Lartu / ldpl

COBOL-like programming language that compiles to C++. With serious dinosaurs with neckties and briefcases 🦕💼
https://www.ldpl-lang.org/
Apache License 2.0
158 stars 24 forks source link

Speed up text character lookup #93

Closed xvxx closed 5 years ago

xvxx commented 5 years ago

These are two little "optimizations" that, under some circumstances, make LDPL a lot faster when working with text.

I was trying to parse a big file using LDPL, one character at a time, but it was going kinda slow. So I started tracking down where time was spent, and it looked like it was mainly in two function: join() and utf8_substr().

The first thing I did was run some benchmarks. It looked like a += b was a heck of a lot faster than join(a, b, a), so I made the compiler special case any concat-style joins.

The second one is kinda nutty: Every time you call GET CHARACTER AT - FROM - IN, the whole string has to be searched starting at the beginning and all the positions of all the characters have to be re-discovered. Because of the variable widths of characters in utf8. Kind of a necessary evil, since it's so nice that LDPL supports utf8! But it means if you call get character at 1000 from $filetext in var then get character at 1001 from $filetext in var, and so on in a loop, each call is re-discovering the string and going through all 1000+ characters to find the one you asked for. It's like that movie Memento - everyone is always getting re-introduced! For big files, this can really get sluggish.

So, I added a little utf8cache inside charat() that maps positions of characters to their utf8 code points the first time a search is done on a string. This means the get in the loop basically becomes a constant time lookup, instead of O(whatever^n). There might still be some issues with how I compute the string id but it seems to work okay. All the tests pass and all the examples seem to work, as well as my projects.

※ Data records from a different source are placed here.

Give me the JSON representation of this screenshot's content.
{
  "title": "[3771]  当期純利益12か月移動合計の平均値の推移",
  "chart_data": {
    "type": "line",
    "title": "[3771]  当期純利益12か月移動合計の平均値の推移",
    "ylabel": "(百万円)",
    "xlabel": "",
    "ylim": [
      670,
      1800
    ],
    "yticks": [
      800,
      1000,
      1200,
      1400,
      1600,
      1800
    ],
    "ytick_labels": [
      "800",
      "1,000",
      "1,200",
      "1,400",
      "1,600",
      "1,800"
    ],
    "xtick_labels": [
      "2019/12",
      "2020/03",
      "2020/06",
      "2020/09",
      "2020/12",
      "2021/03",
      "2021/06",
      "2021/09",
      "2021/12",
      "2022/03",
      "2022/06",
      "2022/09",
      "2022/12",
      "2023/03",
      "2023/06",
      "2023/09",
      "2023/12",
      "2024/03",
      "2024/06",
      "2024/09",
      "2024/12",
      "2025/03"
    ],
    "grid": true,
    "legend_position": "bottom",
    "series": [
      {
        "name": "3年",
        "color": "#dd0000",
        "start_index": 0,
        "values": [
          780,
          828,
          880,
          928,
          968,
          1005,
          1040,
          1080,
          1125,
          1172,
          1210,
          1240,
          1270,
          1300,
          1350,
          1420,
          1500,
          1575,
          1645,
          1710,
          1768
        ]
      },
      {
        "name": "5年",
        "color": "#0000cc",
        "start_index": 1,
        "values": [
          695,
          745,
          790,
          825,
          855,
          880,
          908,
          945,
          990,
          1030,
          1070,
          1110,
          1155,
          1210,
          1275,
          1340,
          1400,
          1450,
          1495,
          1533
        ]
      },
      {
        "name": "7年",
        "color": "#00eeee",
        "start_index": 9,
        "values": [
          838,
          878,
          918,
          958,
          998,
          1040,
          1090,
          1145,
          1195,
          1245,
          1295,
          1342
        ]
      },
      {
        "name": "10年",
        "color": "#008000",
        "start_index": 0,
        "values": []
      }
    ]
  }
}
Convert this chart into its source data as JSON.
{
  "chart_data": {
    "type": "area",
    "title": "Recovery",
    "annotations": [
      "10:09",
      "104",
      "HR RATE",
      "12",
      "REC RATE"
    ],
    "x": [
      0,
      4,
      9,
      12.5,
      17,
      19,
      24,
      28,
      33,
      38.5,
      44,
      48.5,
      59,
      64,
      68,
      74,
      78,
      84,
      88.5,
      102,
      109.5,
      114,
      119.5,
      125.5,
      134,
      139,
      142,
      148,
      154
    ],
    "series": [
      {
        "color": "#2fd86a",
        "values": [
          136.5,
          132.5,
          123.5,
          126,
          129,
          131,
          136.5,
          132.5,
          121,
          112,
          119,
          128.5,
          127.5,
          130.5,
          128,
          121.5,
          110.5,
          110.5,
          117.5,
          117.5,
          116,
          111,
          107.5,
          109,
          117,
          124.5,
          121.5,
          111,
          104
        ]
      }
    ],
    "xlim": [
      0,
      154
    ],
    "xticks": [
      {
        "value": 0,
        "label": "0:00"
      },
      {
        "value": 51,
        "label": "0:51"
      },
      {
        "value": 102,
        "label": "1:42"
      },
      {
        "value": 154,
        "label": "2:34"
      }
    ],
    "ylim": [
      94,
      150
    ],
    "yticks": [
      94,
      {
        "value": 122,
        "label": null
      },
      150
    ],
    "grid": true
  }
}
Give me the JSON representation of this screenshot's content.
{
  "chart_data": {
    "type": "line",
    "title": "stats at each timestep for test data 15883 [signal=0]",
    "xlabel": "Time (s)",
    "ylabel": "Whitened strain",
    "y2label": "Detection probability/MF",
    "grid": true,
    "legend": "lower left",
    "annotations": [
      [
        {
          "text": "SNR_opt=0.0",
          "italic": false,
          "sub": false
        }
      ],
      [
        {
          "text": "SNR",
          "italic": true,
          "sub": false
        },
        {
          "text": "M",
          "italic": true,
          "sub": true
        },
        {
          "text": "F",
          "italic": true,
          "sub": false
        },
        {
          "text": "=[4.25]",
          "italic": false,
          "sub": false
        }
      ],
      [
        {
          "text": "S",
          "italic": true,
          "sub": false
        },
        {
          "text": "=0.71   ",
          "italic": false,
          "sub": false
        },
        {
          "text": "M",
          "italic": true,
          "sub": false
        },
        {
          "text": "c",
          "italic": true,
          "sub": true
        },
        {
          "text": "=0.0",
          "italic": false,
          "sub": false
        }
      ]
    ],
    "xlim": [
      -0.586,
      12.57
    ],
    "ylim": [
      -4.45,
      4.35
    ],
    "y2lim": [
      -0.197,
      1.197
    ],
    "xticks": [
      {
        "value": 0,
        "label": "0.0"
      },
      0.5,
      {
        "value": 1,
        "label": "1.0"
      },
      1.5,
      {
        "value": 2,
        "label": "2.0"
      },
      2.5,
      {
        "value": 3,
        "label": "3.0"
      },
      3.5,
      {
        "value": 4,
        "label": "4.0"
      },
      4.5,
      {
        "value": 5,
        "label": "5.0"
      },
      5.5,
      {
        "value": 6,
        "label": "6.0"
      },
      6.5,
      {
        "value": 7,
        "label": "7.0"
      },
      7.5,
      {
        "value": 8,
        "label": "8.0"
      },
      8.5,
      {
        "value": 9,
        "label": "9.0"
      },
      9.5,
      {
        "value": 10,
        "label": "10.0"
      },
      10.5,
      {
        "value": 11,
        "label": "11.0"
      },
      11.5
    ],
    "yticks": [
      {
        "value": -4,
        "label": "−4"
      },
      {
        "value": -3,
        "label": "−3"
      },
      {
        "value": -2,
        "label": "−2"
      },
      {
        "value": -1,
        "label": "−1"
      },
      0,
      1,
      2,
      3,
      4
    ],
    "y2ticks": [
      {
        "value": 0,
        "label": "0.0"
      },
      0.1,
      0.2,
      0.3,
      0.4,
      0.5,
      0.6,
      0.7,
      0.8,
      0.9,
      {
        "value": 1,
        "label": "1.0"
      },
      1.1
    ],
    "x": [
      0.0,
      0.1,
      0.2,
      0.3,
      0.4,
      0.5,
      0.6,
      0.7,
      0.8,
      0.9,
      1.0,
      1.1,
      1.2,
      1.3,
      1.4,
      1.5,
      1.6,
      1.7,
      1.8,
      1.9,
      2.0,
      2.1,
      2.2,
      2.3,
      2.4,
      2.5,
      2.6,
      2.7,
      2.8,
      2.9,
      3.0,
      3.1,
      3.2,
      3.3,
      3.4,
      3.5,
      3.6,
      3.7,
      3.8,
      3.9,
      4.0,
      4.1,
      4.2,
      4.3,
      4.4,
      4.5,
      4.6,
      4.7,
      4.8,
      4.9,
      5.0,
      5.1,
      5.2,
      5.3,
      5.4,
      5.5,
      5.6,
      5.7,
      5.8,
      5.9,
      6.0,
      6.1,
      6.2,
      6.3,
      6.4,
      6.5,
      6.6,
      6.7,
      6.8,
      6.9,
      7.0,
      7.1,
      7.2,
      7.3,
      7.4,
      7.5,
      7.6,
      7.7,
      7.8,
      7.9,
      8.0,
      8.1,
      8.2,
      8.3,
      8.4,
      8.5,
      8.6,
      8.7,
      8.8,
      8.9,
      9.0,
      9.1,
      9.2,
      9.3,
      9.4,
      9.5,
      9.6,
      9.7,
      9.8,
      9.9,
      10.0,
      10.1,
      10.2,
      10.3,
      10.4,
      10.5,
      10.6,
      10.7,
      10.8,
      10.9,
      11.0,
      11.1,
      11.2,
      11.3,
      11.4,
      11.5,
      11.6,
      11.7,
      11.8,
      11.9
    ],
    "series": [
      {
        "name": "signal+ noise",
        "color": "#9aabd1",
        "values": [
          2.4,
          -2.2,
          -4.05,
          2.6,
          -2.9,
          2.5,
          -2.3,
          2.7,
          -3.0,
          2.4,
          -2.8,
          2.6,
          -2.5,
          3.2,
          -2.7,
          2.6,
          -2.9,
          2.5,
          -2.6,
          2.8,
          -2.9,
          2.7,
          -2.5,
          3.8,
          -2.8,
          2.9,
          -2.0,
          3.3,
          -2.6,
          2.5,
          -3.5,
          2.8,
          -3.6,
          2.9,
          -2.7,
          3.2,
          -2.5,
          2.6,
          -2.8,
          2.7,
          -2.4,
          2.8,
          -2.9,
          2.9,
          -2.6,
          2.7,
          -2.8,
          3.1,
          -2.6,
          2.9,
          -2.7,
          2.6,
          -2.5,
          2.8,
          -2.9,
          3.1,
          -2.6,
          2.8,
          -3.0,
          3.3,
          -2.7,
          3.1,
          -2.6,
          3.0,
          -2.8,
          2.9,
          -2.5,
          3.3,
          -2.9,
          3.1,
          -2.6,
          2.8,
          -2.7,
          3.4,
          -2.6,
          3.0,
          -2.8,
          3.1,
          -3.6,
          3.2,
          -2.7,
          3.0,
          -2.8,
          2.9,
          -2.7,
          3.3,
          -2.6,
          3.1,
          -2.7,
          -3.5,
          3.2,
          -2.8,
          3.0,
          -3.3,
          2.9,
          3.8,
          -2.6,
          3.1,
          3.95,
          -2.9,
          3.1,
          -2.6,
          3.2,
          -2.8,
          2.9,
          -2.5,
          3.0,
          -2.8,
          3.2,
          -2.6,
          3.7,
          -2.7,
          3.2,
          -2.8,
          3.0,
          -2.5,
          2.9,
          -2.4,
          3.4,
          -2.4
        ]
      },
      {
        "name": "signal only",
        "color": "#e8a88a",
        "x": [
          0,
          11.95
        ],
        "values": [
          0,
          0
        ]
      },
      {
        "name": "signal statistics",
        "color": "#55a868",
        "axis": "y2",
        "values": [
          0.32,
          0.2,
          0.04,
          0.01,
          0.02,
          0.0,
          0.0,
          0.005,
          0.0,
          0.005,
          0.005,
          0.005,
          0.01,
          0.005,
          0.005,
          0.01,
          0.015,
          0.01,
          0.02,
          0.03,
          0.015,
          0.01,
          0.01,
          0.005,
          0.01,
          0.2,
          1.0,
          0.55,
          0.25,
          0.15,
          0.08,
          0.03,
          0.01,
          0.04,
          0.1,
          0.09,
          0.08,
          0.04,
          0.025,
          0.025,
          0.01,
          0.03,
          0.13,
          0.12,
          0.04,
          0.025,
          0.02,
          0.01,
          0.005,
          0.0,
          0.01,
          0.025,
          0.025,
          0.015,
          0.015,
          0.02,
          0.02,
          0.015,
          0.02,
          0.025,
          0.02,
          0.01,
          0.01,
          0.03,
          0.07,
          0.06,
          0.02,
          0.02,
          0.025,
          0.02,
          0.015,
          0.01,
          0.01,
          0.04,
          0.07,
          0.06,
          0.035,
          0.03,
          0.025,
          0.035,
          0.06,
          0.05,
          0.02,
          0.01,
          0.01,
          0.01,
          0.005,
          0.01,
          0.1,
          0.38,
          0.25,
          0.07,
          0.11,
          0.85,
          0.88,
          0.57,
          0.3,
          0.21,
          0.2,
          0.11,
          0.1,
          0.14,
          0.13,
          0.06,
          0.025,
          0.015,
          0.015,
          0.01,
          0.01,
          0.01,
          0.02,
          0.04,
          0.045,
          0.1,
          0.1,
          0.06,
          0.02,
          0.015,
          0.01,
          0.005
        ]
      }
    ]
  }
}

I started getting a benchmark ready of the slowness, but I had to bail after 30 minutes:

LDPL 3.0.4 -- 10 runs

$ time ./slow-bin 
*** STARTING TEST ***************************************************
> performing 10 runs
^C

real    30m29.856s
user    30m26.815s
sys 0m1.417s

So I ran it again with just 1 run and it took a minute:

LDPL 3.0.4 -- 1 run

$ ./slow-bin
*** STARTING TEST ***************************************************
> performing 1 runs
> looped 146720 times (1 runs of 146720 chars)
> took 67 seconds
*************************************************** TEST COMPLETE ***

LDPL w/ character cache

Now here's the benchmark with this patch, starting out with 10 runs:

$ ./slow-bin 10
*** STARTING TEST ***************************************************
> performing 10 runs
> looped 3408240 times (10 runs of 340824 chars)
> took 1 seconds
*************************************************** TEST COMPLETE ***

So yes, much faster, but a crazy approach. And maybe it'll be slower for small strings? But it's made gild a lot faster, for one, which has been nice.

You can run the benchmark by cloning this gist and running slow.ldpl: https://gist.github.com/dvkt/443f5ddebe24e0fe406c051bee19cf3e

Any other ideas for how to speed up the lookup? Seems like most people use a big utf8 library which I didn't want to bring it. The cache could be improved too though.

xvxx commented 5 years ago

I've been playing with this a bit more and it's too aggressive in how it caches. Even though all the programs I've tested work, it could cause weird bugs if you change a string's multibyte content around but the overall size of the string doesn't change. Like if you're building a text editor or something where text gets shuffled around.

Also, it overcomplicates the generated C++ with <lots,of,funky,foo>.

I'm going to try a different approach and update in a bit.